No projects update made by Michelle Bly of TD&H Engineering had an unexpected problem with her vehicle and was unable to make it to the meeting. Progress Billing No. 33 in the sum of $121,517.86 was presented for the Sixth Street Bridge Project, to be distributed as follows: TD&H Engineering, $29,765.26; S&L Underground, $91,252.02; and WSDOT, $500.58. A motion authorizing Mayor Miller to sign the pay request passed unanimously. Work will continue on the project until the weather turns bad. There was no Columbia Fifth to Sixth Street Project report due to the absence of TD&H representative Bly.

The Sewer System Plan will be put on hold until the city has an opportunity to meet with the Tech Team from the Community Economic Revitalization Board (CERB). Council discussed whether the cancel or postpone the TD&H contract for now, considering TD&H has started the water system update and will do the sewer in the future. When Martin told the group that the city has been waiting to hear from Olympia regarding the grant request but has not received an answer, Representative Schmick offered to contact the Washington State Department of Commerce on behalf of the city. No action was taken at this time.

Martin gave the mayor and council an email sent by Jack Peasley of the Southeast Washington Economic Development Association (SWEDA) concerning several topics including the Direct Appropriation, Tech Team meeting, golf course and other issues. Copies of the 2020 Request for Funding by the city to the Shepherd Foundation were given to the council. The city received a Compliance Confirmation letter from the Department of Ecology affirming that the city has corrected the three conditions of the warning letter sent earlier and no further actions are required.
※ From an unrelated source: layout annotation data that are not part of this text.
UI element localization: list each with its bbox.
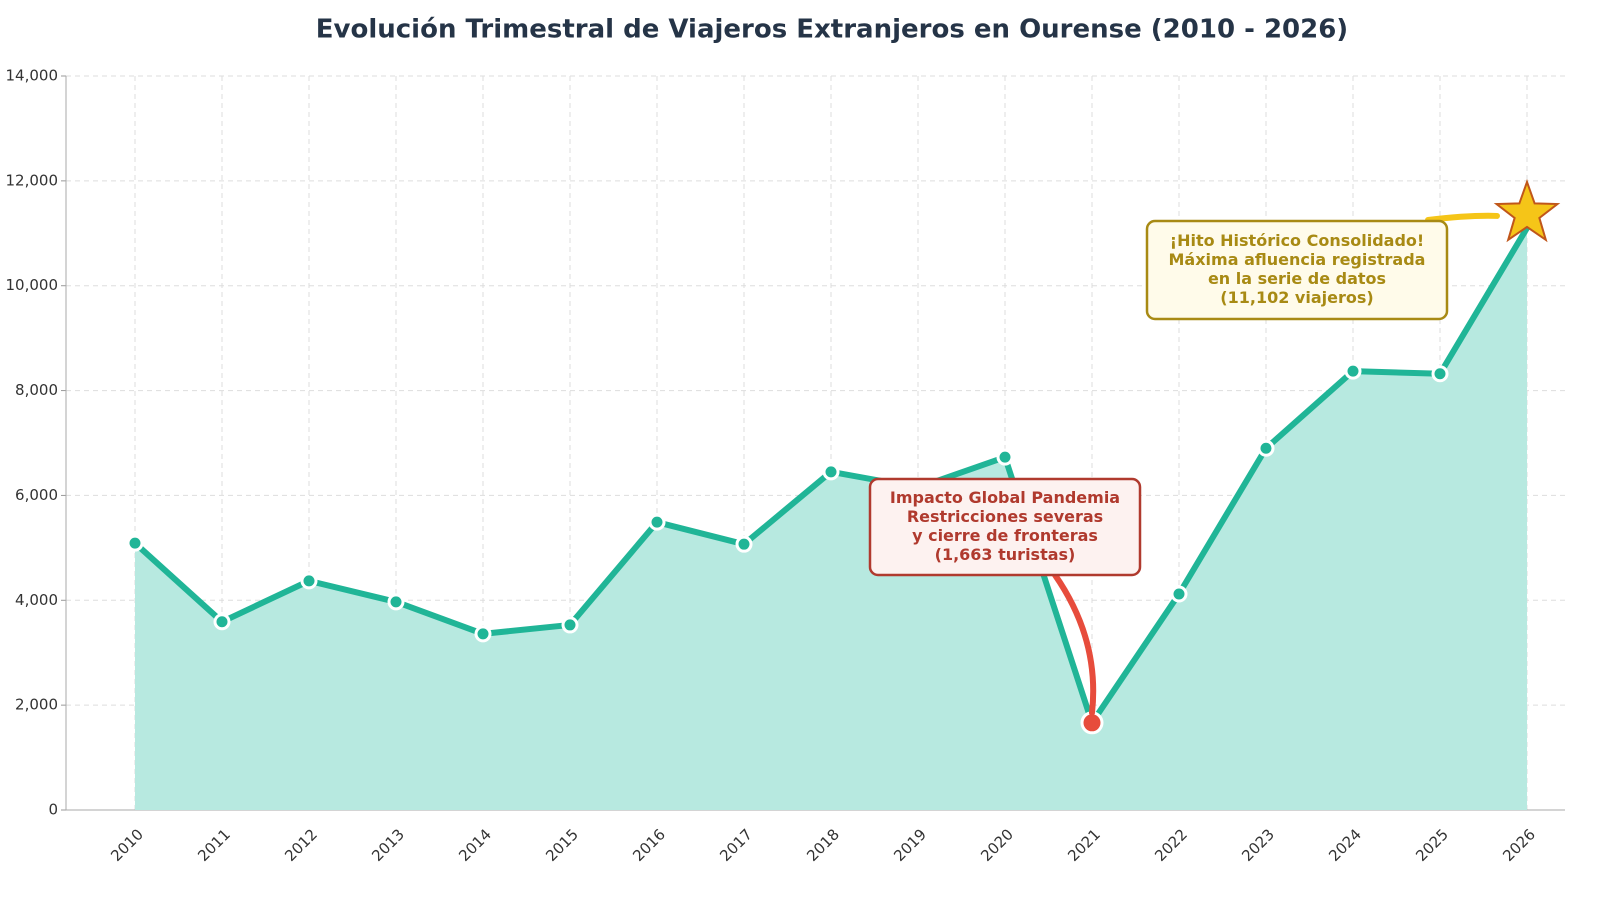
- x-tick-label: 2021: [1064, 825, 1104, 865]
- chart-title: Evolución Trimestral de Viajeros Extranj…: [316, 15, 1348, 45]
- area: [135, 227, 1527, 811]
- point: [822, 463, 840, 481]
- point: [735, 535, 753, 553]
- y-tick-label: 0: [48, 801, 58, 819]
- annotation-box: [1145, 219, 1449, 321]
- annotation-arrow: [1425, 212, 1500, 223]
- peak-star: [1493, 178, 1561, 243]
- point: [213, 613, 231, 631]
- point: [474, 625, 492, 643]
- x-tick-label: 2010: [107, 825, 147, 865]
- annotation-text: Máxima afluencia registrada: [1169, 250, 1426, 269]
- y-tick-label: 10,000: [6, 276, 59, 294]
- x-tick-label: 2022: [1151, 825, 1191, 865]
- point: [1431, 365, 1449, 383]
- x-tick-label: 2020: [977, 825, 1017, 865]
- point: [126, 534, 144, 552]
- x-tick-label: 2012: [281, 825, 321, 865]
- point: [1170, 585, 1188, 603]
- x-tick-label: 2024: [1325, 825, 1365, 865]
- x-tick-label: 2017: [716, 825, 756, 865]
- point: [300, 572, 318, 590]
- x-tick-label: 2026: [1499, 825, 1539, 865]
- y-tick-label: 8,000: [15, 381, 58, 399]
- annotation-text: (11,102 viajeros): [1220, 288, 1373, 307]
- x-tick-label: 2023: [1238, 825, 1278, 865]
- point: [1257, 439, 1275, 457]
- annotation-text: en la serie de datos: [1208, 269, 1386, 288]
- y-tick-label: 2,000: [15, 696, 58, 714]
- annotation-box: [868, 477, 1142, 577]
- annotation-text: (1,663 turistas): [935, 545, 1076, 564]
- x-tick-label: 2013: [368, 825, 408, 865]
- annotation-text: Restricciones severas: [907, 507, 1103, 526]
- low-point: [1080, 711, 1104, 735]
- x-tick-label: 2018: [803, 825, 843, 865]
- point: [1344, 362, 1362, 380]
- y-tick-label: 4,000: [15, 591, 58, 609]
- x-tick-label: 2025: [1412, 825, 1452, 865]
- point: [387, 593, 405, 611]
- point: [996, 448, 1014, 466]
- annotation-text: Impacto Global Pandemia: [890, 488, 1120, 507]
- annotation-text: y cierre de fronteras: [912, 526, 1098, 545]
- x-tick-label: 2019: [890, 825, 930, 865]
- x-tick-label: 2015: [542, 825, 582, 865]
- x-tick-label: 2011: [194, 825, 234, 865]
- y-tick-label: 12,000: [6, 171, 59, 189]
- annotation-arrow: [1052, 572, 1097, 716]
- y-tick-label: 14,000: [6, 67, 59, 85]
- x-tick-label: 2014: [455, 825, 495, 865]
- point: [561, 616, 579, 634]
- point: [648, 513, 666, 531]
- annotation-text: ¡Hito Histórico Consolidado!: [1170, 231, 1424, 250]
- y-tick-label: 6,000: [15, 486, 58, 504]
- x-tick-label: 2016: [629, 825, 669, 865]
There were no council committee reports. City Supervisor Landkammer is having trouble finding anyone to look at repairing the gazebo in the city park. He stated one contractor from out of town “wouldn’t touch it”, partly due to the historical aspect of the structure, but he has two other contractors scheduled to give him a quote. Monthly cash reports were given to each council member. The age analysis report shows accounts past due over ninety days. The consent agenda was passed unanimously by the council.

The issue of allowing dogs in city parks was brought up under old business. Debate concerned whether an ordinance should allow dogs under certain conditions or if it should be “No Dogs Allowed.” Martin provided a sampling of dog ordinances from surrounding communities for the council to review. The existing city ordinance now allows dogs in the parks if they are leashed and any mess they make is cleaned up promptly. Cassetto asked Sheriff Hyer if enforcement of an ordinance was easier if dogs were simply banned altogether and Hyer said that would definitely make the law easier to enforce. Council decided to ban dogs from the golf course and all parks. Fuchs recommended combining the wording of the ordinance banning dogs at the cemetery and the new dog ban ordinance.
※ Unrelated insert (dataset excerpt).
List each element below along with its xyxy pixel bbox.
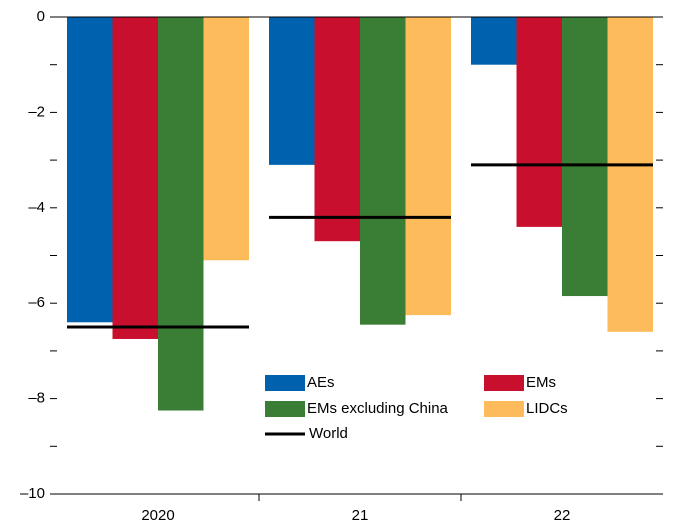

In other old business, Jack Peasley of SWEDA has talked with downtown business owners regarding code compliance and notified the city that two owners are interested in possibly selling. Council asked to have Peasley present at the next regular meeting in December to discuss bringing downtown buildings into compliance.
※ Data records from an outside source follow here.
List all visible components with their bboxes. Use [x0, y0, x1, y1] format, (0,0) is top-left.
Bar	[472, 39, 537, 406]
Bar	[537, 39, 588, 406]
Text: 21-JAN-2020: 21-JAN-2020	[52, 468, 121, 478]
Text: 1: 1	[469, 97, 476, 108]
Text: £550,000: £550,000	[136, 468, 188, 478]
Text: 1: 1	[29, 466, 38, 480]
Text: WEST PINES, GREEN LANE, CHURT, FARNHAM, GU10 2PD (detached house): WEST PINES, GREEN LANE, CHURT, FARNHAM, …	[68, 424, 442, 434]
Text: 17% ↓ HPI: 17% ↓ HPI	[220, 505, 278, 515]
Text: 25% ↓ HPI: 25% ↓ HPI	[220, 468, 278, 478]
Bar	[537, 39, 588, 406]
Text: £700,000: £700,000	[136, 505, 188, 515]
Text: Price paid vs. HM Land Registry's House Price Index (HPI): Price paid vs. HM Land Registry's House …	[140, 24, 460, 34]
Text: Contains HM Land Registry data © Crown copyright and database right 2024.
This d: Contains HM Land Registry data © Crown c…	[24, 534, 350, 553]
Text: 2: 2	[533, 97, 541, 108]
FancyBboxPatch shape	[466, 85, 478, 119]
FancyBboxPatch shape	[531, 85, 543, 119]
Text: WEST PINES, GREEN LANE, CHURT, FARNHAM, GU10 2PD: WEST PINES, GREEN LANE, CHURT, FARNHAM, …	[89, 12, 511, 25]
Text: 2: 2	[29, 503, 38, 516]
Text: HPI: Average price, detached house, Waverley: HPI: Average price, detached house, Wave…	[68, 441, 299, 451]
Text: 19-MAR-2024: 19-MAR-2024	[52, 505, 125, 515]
Fuchs made a motion under new business to excuse Jim Harris from this meeting. Cassetto seconded and it passed unanimously. Representative Schmick spoke to the group regarding case load adjustments and the state’s supplemental budget. Schmick said he has heard two theories—a regular budget or no budget. He mentioned some of the other issues that are being considered by the democratically-controlled state legislature, such as more gun control, a mileage tax, and state income tax presented under the guise of a capital gains tax. However, he said at this time it is difficult to predict the final outcome of the budget.

City Council held its regular monthly meeting on November 5, 2019, at the city hall. Present were Mayor Paul Miller and council members Adam Hodges, Susie Bowles, Mike Cassetto and James Fuchs, City Clerk Shaun Martin and City Superintendent Kenny Landkammer. Absent was councilman Jim Harris.

The next regular meeting will be at city hall on December 10, 2019.